By Simon Eastman
Tuesday was a pretty quiet day for market data so traders had little of key importance to go on through the day. With sterling on the back foot of late, having lots multiple percentage points to various currencies, it was little surprise that the Pound started to slump yet again.
The only key release was from Canada with its merchandise trade figure which came out better than forecast, but the gains were minimal for the Loonie. Other than that it was central banker speeches that ruled the day, most notably from Jerome Powell late afternoon.
Powell talked about a strong jobs report and how inflation declines would continue throughout the year, but did mention the US was “just at the beginning of its deflation period”, and hinted that further interest rate rises would be needed to help get to that 2 percent target. As a result we saw the dollar march on against the euro, and taking nearly a cent off sterling by close of UK trade. The Fed also cooled any views of interest rate cuts happening this year, adding to the dollar’s strength.
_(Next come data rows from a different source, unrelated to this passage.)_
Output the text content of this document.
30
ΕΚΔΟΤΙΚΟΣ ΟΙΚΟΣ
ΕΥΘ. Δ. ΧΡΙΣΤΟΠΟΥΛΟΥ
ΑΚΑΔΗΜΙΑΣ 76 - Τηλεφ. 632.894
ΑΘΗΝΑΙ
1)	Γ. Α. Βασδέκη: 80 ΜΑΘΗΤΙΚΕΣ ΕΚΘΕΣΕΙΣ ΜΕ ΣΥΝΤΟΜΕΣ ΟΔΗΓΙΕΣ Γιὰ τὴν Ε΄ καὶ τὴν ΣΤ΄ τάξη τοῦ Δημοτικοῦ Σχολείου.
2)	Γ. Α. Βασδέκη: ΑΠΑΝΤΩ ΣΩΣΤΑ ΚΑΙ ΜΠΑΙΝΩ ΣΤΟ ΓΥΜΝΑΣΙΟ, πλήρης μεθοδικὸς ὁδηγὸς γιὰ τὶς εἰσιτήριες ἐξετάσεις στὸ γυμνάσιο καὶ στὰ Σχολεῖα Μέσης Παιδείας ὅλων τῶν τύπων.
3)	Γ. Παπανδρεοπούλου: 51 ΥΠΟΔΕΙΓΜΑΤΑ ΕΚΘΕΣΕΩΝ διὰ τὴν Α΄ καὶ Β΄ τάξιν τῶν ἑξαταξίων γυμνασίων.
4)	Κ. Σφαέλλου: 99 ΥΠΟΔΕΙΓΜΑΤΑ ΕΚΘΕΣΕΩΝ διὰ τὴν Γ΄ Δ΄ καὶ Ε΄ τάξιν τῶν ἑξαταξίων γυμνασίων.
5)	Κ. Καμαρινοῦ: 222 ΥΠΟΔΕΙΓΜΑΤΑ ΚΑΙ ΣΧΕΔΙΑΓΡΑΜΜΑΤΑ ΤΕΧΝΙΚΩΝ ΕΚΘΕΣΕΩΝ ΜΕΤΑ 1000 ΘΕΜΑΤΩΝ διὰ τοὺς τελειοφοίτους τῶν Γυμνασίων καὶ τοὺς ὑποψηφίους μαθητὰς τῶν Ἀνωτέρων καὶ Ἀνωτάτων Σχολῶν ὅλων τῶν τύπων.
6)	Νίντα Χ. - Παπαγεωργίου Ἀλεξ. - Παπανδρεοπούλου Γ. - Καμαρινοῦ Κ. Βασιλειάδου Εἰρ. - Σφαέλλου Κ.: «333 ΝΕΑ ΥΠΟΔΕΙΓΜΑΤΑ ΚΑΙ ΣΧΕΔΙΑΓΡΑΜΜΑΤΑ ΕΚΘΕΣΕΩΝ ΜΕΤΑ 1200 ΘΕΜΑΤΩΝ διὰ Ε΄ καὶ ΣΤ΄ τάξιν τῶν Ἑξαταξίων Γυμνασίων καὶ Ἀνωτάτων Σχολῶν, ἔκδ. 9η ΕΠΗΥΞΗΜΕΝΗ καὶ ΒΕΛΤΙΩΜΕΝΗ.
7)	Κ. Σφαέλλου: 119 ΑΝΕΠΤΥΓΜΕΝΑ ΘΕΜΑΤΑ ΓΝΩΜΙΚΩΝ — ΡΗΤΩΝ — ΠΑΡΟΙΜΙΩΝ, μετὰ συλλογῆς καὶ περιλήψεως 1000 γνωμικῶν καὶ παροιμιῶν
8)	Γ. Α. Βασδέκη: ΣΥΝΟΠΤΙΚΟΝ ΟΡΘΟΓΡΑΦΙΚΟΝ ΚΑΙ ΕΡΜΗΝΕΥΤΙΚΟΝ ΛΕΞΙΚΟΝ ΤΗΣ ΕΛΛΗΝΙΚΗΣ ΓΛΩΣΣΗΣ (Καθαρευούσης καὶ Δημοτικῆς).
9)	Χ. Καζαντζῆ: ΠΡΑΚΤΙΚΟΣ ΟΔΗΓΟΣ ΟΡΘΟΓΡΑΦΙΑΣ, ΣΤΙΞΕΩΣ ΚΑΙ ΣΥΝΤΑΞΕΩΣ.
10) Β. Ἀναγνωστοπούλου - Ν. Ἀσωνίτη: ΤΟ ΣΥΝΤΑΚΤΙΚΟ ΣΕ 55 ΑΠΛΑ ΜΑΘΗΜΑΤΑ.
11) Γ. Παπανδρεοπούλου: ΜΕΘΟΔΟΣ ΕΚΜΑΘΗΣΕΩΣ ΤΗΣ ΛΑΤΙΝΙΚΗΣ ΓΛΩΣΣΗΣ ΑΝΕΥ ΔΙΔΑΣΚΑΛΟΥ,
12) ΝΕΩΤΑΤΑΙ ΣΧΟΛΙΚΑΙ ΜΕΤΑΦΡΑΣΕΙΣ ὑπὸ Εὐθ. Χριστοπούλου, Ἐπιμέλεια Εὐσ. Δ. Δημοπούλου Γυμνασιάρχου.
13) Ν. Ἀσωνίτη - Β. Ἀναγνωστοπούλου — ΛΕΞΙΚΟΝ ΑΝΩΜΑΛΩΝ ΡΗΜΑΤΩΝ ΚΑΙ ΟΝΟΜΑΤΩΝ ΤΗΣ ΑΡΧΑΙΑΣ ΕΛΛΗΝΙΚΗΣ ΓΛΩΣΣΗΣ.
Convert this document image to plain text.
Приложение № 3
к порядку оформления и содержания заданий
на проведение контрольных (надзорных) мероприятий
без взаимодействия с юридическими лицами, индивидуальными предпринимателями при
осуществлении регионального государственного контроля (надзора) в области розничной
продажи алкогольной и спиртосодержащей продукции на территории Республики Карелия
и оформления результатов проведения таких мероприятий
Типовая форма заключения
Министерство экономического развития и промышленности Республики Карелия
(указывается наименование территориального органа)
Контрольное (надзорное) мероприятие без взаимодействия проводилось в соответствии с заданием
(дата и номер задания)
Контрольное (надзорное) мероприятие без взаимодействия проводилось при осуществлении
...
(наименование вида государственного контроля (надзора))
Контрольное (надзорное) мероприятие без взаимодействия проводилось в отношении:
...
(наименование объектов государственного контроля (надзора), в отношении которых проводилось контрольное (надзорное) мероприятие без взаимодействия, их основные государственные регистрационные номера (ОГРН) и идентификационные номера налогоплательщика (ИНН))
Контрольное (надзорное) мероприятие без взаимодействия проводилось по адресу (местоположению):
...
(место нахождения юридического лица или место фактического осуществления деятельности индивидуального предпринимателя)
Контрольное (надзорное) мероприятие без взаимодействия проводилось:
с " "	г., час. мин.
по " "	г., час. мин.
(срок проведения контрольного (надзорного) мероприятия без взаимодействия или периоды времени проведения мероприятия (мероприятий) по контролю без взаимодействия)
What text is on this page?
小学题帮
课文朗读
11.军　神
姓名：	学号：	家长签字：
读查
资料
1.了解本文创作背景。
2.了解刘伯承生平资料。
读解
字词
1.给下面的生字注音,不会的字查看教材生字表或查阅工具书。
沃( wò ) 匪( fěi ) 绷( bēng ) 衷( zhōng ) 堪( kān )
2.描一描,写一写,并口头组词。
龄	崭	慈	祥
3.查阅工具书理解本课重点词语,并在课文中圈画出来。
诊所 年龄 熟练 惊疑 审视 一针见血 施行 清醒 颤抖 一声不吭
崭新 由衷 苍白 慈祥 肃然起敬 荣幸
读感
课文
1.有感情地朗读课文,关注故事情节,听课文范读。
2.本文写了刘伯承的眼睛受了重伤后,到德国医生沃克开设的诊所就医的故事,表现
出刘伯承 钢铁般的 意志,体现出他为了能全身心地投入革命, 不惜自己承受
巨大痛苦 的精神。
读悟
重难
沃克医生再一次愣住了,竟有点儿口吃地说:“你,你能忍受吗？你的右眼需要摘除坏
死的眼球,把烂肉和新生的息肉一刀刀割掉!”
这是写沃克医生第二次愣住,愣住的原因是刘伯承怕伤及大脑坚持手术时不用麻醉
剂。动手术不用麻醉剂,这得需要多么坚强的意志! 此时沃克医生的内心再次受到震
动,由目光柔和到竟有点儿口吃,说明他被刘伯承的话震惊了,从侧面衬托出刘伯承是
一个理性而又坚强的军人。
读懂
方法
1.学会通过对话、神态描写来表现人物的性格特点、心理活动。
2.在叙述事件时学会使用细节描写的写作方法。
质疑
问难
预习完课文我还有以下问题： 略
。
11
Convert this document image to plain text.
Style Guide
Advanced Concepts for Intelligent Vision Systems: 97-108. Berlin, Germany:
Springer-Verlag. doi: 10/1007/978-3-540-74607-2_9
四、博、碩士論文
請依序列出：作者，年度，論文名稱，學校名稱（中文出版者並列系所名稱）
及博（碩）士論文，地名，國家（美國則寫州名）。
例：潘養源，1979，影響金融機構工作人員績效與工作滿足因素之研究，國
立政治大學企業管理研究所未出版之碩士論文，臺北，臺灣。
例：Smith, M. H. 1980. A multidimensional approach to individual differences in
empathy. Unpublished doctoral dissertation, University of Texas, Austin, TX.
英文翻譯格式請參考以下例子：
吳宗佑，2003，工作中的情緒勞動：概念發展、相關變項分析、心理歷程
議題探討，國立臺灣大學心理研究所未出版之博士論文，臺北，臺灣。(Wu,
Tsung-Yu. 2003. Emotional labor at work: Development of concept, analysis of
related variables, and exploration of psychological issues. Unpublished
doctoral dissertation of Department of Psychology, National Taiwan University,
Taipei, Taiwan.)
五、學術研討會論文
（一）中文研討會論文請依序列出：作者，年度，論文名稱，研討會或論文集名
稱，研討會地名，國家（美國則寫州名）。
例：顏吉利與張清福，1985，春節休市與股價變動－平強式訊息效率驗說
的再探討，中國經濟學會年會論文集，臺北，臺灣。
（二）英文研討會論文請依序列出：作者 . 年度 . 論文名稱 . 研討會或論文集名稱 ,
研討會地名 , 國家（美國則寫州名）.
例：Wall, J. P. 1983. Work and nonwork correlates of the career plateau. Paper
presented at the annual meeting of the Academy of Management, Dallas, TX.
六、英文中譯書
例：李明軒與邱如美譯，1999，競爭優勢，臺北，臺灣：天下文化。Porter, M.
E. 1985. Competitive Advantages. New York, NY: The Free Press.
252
The only saving grace for sterling-euro, was the stronger dollar led to a weaker euro, which saw the earlier losses on GBP-EUR reversed by close of play.
Still the Pound is clearly struggling with a lack of any positive data and concerns over growth so those with sterling in hand may be prudent to speak to one of the team today to look at the possible strategies available to maximise returns.
Wednesday is even quieter than yesterday on the data releases, with just a couple of US Fed member speeches.
As we close, we take a moment to think of the ongoing situation in Turkey and Syria following the earthquake. Thinking of all those who have lost their lives, and the families who have been affected, a number which is sadly increasing each day. Such a devastating tragedy, which will be felt for a long time to come.